ENHANCING SPEED OF THE CODE
I went through the code and looked for all the spots where I could reduce the time it took to perform a function or stop the processor from having to execute code unnecessarily. The aim is to ensure that we can keep up with the max rate of 15.5 characters or short movement commands per second that the typewriter can achieve.
The code implements two state machines, one for the typing and short movement operations, the other for the three long/indefinite operations (carrier return, line feed and tab). The code interrogates the timer and compares it to the time when the state machine left the idle state.
At specific durations, it switches the machine to the next state. However, it also outputs signals during some of the states, which can mean we are repeatedly outputting the same signal until the timer comparison moves the machine to the next state. A simple change fixed this - with the code that emits signals only taking place on the first cycle in a new state, saving the old state to detect the 'edge'.

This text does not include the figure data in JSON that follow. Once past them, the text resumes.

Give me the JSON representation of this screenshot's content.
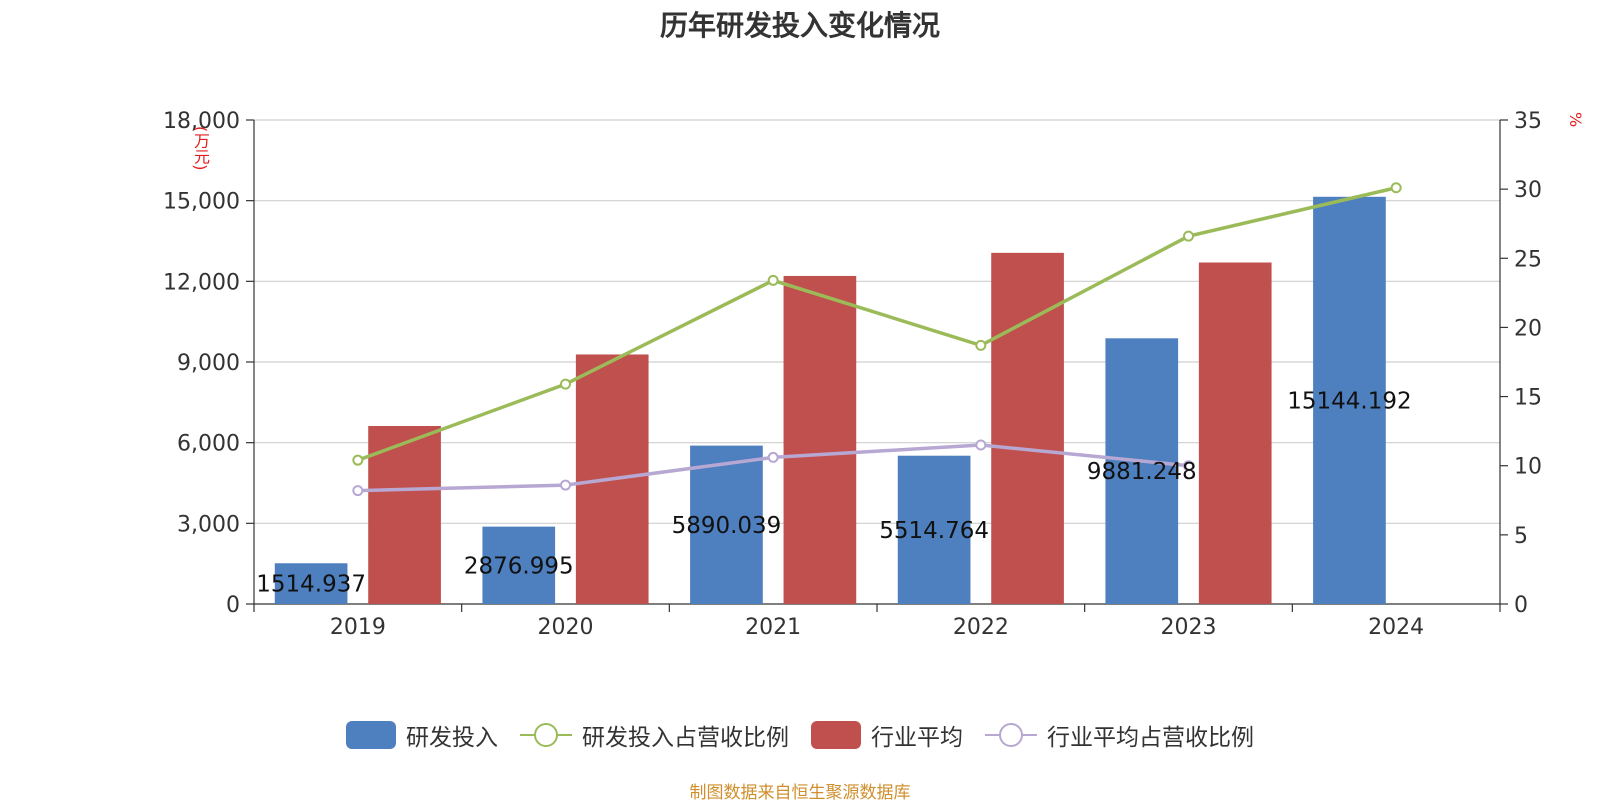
{
  "title": "历年研发投入变化情况",
  "unit_left": "(万元)",
  "unit_right": "%",
  "source": "制图数据来自恒生聚源数据库",
  "colors": {
    "rd": "#4e7fbf",
    "industry": "#c0504d",
    "rd_ratio": "#9bbb59",
    "industry_ratio": "#b7a7d3"
  },
  "chart_data": {
    "type": "bar",
    "categories": [
      "2019",
      "2020",
      "2021",
      "2022",
      "2023",
      "2024"
    ],
    "y_left": {
      "min": 0,
      "max": 18000,
      "ticks": [
        "0",
        "3,000",
        "6,000",
        "9,000",
        "12,000",
        "15,000",
        "18,000"
      ]
    },
    "y_right": {
      "min": 0,
      "max": 35,
      "ticks": [
        "0",
        "5",
        "10",
        "15",
        "20",
        "25",
        "30",
        "35"
      ]
    },
    "series": [
      {
        "name": "研发投入",
        "type": "bar",
        "axis": "left",
        "values": [
          1514.937,
          2876.995,
          5890.039,
          5514.764,
          9881.248,
          15144.192
        ],
        "labels": [
          "1514.937",
          "2876.995",
          "5890.039",
          "5514.764",
          "9881.248",
          "15144.192"
        ]
      },
      {
        "name": "研发投入占营收比例",
        "type": "line",
        "axis": "right",
        "values": [
          10.4,
          15.9,
          23.4,
          18.7,
          26.6,
          30.1
        ]
      },
      {
        "name": "行业平均",
        "type": "bar",
        "axis": "left",
        "values": [
          6620,
          9280,
          12200,
          13060,
          12700,
          null
        ]
      },
      {
        "name": "行业平均占营收比例",
        "type": "line",
        "axis": "right",
        "values": [
          8.2,
          8.6,
          10.6,
          11.5,
          10.0,
          null
        ]
      }
    ],
    "grid": true,
    "legend_position": "bottom"
  }
}
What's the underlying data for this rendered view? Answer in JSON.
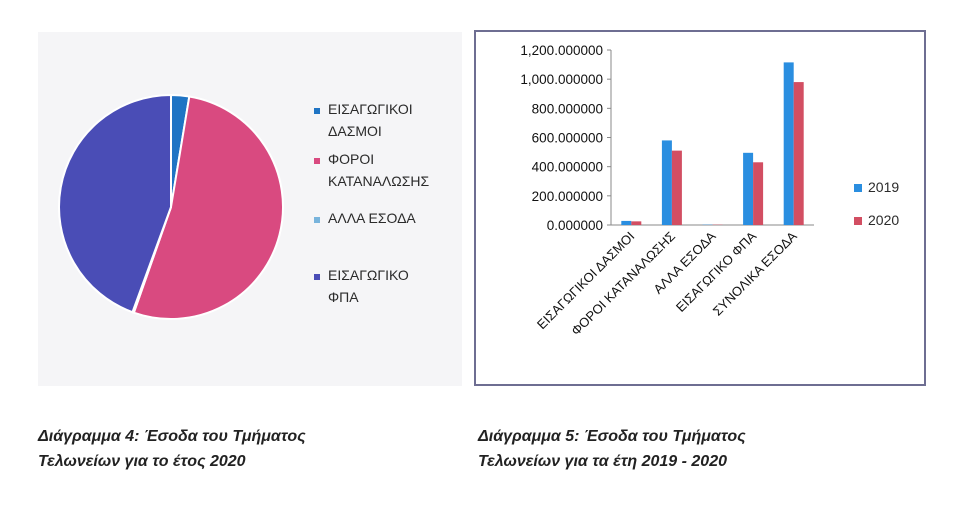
{
  "chart_data": [
    {
      "type": "pie",
      "categories": [
        "ΕΙΣΑΓΩΓΙΚΟΙ ΔΑΣΜΟΙ",
        "ΦΟΡΟΙ ΚΑΤΑΝΑΛΩΣΗΣ",
        "ΑΛΛΑ ΕΣΟΔΑ",
        "ΕΙΣΑΓΩΓΙΚΟ ΦΠΑ"
      ],
      "values": [
        25,
        505,
        2,
        425
      ],
      "colors": [
        "#1f74c4",
        "#d94a80",
        "#78b4dc",
        "#4a4db6"
      ],
      "legend": [
        {
          "lines": [
            "ΕΙΣΑΓΩΓΙΚΟΙ",
            "ΔΑΣΜΟΙ"
          ]
        },
        {
          "lines": [
            "ΦΟΡΟΙ",
            "ΚΑΤΑΝΑΛΩΣΗΣ"
          ]
        },
        {
          "lines": [
            "ΑΛΛΑ ΕΣΟΔΑ"
          ]
        },
        {
          "lines": [
            "ΕΙΣΑΓΩΓΙΚΟ",
            "ΦΠΑ"
          ]
        }
      ],
      "legend_position": "right"
    },
    {
      "type": "bar",
      "categories": [
        "ΕΙΣΑΓΩΓΙΚΟΙ ΔΑΣΜΟΙ",
        "ΦΟΡΟΙ ΚΑΤΑΝΑΛΩΣΗΣ",
        "ΑΛΛΑ ΕΣΟΔΑ",
        "ΕΙΣΑΓΩΓΙΚΟ ΦΠΑ",
        "ΣΥΝΟΛΙΚΑ ΕΣΟΔΑ"
      ],
      "series": [
        {
          "name": "2019",
          "color": "#2a8ee0",
          "values": [
            28,
            580,
            2,
            495,
            1115
          ]
        },
        {
          "name": "2020",
          "color": "#d24e62",
          "values": [
            25,
            510,
            2,
            430,
            980
          ]
        }
      ],
      "yticks": [
        "0.000000",
        "200.000000",
        "400.000000",
        "600.000000",
        "800.000000",
        "1,000.000000",
        "1,200.000000"
      ],
      "ylim": [
        0,
        1200
      ],
      "legend_position": "right"
    }
  ],
  "captions": {
    "left": [
      "Διάγραμμα 4: Έσοδα του Τμήματος",
      "Τελωνείων για το έτος 2020"
    ],
    "right": [
      "Διάγραμμα 5: Έσοδα του Τμήματος",
      "Τελωνείων για τα έτη 2019 - 2020"
    ]
  }
}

The character lookup was unnecessarily complex, looking through a table of all 44 possible tilt and rotate combinations for the typeball hemisphere to find a match, then using the index of where we matched to pick out a character from the hemisphere glyph table. I created a direct access table with all 64 possible combinations of tilt and rotate values, even though only 44 of them are valid, so that I could pick up the index using the tilt/rotate selection value as the displacement into the table. That avoided the loop reading through a table.
I made many improvements long these lines to reduce the compute load and free up the Arduino for faster response. When I am back I can do some testing to verify whether it can keep up with the stream of characters and short movements.
ADDING IN APL TYPEBALL SUPPORT
One of the stretch goals when I began this project was to emulate both the normal console type element and the special Selectric ball used with APL (A Programming Language). I have a few type 988 balls which would allow the IBM 1130 system to run APL, when put on the 1053 console printer. I believed that adding this to the emulator would be useful.
One of the challenges of the APL character set is that there are many more symbols than the 88 positions on a Selectric type element. Once you consider the 26 alphabetic and 10 numeric characters that must be included, only 52 spots are available for other glyphs. The solution IBM adopted was to overstrike, typing one character from the ball, backspacing, then typing another (or even a third), to combine together to form the intended glyph.
This poses a small challenge to the emulator which sends data to a remote terminal program for display. It isn't using actual paper, thus when the backspace is sent after the first character is typed, the terminal will replace the first character with the second when it is sent rather than combining the two.
This is a minor issue with normal console characters, since overprinting is not done that often with the 1130. Passwords might be obscured by backspacing and typing various characters over the entered password thus making it very hard for an observer to read the password from the paper. The 1053 diagnostic prints a line of O characters, each time backing up and typing a * character. This is used to verify how accurately the spacing and backspacing is operating.
This becomes much more of an issue with APL where overprinting is very common. The meaning of a glyph is going to be impossible to discern if you only see the last character typed into a column and not the prior ones.
This can be solved by developing a custom terminal program to display the output of the emulator. It would retain the characters in the current line, thus when backspacing it would merge the prior column contents with the newly typed character. The program will be displaying the columns as bitmaps avoiding the need to find a unicode glyph for the combinations.
Meanwhile, I had to create the alternative set of glyphs for the 88 positions of the APL typeball. The emulator has a command that can be issued over the serial link that switches between normal and APL elements. I just had to find all the glyphs such as ⊥ and ∆ to put them into the table. As long as unicode had the character, I could transmit it over the serial link.
To make life more interesting, since I was visiting relatives in Myrtle Beach, South Carolina over the past few days, I had to recreate the APL typeball without having it in my hand for direct inspection. I had to look over various online documents and use a 3D viewer to examine a replacement typeball designed by another hobbyist.